In the Spring of 1992, G. B. Tennyson of U.C.L.A. was asked by the Fetzer Institute in Kalamazoo, Michigan about the possibility of making a film about Owen Barfield. Fetzer indicated its willingness to fund such an endeavor.
Prof. Tennyson approached David Lavery, then at Memphis State University, about the project. It so happened that David would be in London that summer teaching a course on British film. After some preliminary inquiries, it was learned that Ben Levin of the University of North Texas, a well-known and experienced documentary filmmaker would also be in London at the same time, and Ben was asked to direct the film. He agreed and sought the participation of the London-based videographer/filmmaker Wayne Derrick. The decision was made to use Betacam to tape an extensive interview with Barfield and do some location shooting in and around London.

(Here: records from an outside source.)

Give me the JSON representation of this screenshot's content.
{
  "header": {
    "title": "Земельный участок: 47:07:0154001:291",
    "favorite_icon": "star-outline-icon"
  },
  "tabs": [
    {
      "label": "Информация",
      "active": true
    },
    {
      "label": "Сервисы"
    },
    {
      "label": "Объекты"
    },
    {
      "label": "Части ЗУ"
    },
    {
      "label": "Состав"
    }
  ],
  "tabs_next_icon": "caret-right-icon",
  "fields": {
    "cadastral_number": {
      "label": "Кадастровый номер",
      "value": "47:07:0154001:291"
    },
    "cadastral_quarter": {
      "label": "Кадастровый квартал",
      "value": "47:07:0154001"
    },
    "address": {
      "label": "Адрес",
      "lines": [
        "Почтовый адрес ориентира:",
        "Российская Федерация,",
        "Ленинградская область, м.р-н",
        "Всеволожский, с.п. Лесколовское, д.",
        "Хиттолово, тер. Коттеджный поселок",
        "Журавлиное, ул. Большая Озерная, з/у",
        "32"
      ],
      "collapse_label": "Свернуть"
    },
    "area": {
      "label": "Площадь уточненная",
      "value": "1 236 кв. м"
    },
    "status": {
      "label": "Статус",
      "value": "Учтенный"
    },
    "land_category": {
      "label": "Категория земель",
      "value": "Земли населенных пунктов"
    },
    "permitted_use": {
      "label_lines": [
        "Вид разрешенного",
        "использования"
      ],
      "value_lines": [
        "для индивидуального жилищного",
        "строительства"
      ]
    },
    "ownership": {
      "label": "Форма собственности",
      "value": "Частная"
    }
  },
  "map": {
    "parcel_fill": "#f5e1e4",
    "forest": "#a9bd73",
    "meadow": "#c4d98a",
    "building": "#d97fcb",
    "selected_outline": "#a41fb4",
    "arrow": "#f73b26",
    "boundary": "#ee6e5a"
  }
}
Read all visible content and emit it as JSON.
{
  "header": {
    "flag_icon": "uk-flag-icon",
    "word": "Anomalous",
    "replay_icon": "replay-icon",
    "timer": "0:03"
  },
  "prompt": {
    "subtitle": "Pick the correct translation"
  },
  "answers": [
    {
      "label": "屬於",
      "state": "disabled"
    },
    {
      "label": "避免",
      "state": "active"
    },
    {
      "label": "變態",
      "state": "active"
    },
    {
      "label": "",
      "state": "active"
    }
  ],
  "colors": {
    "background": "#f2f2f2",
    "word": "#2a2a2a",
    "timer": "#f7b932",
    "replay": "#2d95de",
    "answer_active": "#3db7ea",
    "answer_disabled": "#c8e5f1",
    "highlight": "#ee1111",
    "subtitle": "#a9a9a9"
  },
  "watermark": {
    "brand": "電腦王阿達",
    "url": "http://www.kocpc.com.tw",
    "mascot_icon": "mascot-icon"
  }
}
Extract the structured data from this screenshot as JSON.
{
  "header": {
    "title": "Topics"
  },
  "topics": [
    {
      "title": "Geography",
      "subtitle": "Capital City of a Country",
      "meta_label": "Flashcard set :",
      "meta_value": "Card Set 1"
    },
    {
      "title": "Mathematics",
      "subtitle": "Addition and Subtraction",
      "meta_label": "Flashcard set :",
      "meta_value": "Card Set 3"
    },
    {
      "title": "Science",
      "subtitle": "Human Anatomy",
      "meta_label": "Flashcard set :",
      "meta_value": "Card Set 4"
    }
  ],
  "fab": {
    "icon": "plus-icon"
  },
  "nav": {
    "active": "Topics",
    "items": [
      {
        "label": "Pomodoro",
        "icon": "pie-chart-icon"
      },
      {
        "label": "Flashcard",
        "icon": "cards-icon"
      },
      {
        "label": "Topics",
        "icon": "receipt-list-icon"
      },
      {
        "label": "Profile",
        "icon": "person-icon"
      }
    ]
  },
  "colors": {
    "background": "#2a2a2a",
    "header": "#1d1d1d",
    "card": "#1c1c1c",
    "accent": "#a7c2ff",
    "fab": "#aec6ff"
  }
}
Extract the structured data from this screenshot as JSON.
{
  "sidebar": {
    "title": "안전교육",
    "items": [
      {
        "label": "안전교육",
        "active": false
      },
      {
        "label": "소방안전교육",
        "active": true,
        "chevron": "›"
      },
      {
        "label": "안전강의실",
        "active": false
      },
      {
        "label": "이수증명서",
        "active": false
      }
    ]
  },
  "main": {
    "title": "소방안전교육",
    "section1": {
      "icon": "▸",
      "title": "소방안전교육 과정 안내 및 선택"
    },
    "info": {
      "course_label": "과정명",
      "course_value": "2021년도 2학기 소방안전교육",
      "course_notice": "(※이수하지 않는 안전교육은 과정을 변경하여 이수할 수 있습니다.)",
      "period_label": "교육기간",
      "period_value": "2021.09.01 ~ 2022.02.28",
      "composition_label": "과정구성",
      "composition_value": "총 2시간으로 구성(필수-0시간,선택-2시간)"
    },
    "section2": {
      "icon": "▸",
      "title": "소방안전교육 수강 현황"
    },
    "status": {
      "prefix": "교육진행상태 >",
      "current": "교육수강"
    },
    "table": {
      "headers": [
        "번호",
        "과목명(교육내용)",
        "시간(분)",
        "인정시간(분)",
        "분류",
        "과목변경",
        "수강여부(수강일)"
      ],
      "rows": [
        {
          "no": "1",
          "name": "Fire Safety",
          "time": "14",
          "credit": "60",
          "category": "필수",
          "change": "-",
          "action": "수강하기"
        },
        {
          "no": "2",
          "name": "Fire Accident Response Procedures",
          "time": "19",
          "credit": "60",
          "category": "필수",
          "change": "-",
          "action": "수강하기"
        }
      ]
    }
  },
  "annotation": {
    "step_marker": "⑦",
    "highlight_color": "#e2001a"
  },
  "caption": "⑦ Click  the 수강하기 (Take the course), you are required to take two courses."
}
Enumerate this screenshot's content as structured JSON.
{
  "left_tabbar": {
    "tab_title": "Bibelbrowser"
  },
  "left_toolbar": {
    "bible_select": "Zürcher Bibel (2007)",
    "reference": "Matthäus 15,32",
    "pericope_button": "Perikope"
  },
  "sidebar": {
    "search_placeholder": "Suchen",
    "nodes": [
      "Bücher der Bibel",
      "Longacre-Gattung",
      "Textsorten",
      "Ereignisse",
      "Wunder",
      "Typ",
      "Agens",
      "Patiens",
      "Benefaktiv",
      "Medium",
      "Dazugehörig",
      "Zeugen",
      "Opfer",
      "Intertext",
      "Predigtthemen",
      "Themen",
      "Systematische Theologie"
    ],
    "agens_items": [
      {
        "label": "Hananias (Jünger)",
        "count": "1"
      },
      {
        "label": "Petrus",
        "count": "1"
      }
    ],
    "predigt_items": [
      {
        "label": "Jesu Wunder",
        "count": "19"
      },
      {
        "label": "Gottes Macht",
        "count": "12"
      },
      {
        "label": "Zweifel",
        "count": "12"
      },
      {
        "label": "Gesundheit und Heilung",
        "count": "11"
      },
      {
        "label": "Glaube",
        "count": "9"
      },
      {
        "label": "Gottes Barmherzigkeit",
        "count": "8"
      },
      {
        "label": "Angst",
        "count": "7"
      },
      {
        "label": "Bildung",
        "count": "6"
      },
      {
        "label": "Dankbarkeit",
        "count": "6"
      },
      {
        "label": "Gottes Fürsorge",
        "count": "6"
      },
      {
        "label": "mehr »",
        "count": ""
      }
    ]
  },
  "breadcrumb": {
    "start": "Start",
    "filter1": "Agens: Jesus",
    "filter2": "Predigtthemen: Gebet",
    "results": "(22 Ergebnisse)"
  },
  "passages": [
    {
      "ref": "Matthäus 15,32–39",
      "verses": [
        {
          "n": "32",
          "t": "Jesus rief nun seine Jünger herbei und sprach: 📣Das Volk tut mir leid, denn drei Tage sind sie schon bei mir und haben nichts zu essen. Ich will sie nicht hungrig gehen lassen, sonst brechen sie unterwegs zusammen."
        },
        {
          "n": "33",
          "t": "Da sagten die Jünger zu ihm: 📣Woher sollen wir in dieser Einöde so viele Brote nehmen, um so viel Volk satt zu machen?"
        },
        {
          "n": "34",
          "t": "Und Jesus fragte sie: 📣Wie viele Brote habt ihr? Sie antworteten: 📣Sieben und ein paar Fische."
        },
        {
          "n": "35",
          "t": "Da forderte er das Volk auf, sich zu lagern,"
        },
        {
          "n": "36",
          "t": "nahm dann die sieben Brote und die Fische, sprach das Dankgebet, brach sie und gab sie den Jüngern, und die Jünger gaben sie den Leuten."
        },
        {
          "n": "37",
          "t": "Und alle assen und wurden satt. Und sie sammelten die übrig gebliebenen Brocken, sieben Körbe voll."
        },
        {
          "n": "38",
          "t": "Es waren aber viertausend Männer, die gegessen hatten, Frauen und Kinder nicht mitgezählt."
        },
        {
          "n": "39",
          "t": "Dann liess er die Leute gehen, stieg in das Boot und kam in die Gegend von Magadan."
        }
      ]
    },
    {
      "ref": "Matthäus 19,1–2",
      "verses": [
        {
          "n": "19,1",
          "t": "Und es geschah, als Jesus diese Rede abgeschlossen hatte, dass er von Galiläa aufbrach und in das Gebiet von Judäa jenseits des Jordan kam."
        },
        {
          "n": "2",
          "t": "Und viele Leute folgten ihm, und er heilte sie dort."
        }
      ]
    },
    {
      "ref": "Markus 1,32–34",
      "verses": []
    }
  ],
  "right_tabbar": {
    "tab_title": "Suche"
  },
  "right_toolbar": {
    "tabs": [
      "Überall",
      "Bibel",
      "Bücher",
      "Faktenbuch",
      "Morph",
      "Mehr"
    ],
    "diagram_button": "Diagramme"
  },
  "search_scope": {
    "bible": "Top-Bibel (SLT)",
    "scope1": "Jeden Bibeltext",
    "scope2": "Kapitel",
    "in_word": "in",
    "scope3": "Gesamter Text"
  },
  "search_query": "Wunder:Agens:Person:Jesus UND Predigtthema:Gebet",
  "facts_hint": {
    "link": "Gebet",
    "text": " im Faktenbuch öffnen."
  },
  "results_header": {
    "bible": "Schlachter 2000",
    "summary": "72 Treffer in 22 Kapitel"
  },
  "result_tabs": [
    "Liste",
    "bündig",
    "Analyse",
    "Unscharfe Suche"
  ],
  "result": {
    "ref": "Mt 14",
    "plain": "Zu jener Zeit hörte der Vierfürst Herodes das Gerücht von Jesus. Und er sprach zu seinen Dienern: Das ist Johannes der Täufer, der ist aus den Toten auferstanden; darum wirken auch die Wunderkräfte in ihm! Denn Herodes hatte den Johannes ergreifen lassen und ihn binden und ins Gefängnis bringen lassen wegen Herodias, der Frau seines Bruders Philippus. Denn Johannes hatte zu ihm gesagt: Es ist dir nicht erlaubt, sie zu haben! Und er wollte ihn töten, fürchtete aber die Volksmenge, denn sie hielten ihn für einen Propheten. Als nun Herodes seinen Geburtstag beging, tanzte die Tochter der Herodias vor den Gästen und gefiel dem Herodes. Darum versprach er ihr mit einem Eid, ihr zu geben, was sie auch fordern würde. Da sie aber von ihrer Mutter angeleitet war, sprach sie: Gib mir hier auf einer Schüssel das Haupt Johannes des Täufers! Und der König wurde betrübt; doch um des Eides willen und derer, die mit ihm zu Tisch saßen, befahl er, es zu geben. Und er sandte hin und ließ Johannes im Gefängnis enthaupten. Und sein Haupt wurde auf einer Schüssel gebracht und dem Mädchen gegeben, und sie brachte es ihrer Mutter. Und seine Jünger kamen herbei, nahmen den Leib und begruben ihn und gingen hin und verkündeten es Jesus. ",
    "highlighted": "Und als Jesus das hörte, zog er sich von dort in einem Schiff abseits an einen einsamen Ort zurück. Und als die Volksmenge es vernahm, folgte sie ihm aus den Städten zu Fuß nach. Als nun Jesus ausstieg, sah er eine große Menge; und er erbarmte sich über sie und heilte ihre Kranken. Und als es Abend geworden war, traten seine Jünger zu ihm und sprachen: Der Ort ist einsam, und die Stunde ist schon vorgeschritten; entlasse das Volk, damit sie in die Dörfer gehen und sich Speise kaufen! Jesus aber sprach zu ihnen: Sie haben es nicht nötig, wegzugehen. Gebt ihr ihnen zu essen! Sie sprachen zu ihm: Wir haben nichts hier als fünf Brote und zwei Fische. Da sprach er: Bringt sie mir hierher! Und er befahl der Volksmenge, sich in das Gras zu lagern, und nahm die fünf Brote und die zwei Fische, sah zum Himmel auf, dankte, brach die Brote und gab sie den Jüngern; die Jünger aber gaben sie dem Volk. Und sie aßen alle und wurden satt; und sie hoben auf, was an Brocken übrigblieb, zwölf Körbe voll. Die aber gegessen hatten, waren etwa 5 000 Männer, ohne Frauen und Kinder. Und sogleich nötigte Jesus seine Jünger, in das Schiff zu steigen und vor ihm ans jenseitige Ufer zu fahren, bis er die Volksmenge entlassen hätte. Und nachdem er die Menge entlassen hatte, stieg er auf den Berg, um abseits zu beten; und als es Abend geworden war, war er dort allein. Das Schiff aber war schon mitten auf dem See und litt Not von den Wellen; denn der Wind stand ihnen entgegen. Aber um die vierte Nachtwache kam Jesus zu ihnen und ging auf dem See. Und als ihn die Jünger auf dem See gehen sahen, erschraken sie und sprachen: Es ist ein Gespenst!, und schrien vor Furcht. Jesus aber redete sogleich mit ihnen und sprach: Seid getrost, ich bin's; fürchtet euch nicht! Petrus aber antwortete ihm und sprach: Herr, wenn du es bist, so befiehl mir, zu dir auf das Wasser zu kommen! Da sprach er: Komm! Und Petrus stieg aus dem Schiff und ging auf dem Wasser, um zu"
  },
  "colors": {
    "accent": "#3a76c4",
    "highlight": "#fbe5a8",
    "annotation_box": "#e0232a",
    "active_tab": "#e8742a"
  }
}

In July 1992 we all assembled at the Walhatch in Forest Row, East Sussex to interview Owen Barfield over a three day period. Students in David's British film class served as crew for the shooting. Professor Tennyson served as the interviewer.
Over the next two years, Ben, Georg, and David met at the University of North Texas to edit the film. Again, the Fetzer Institute generously funded our work on the project.
The end result was a 45 minute videotape we call Owen Barfield Man and Meaning.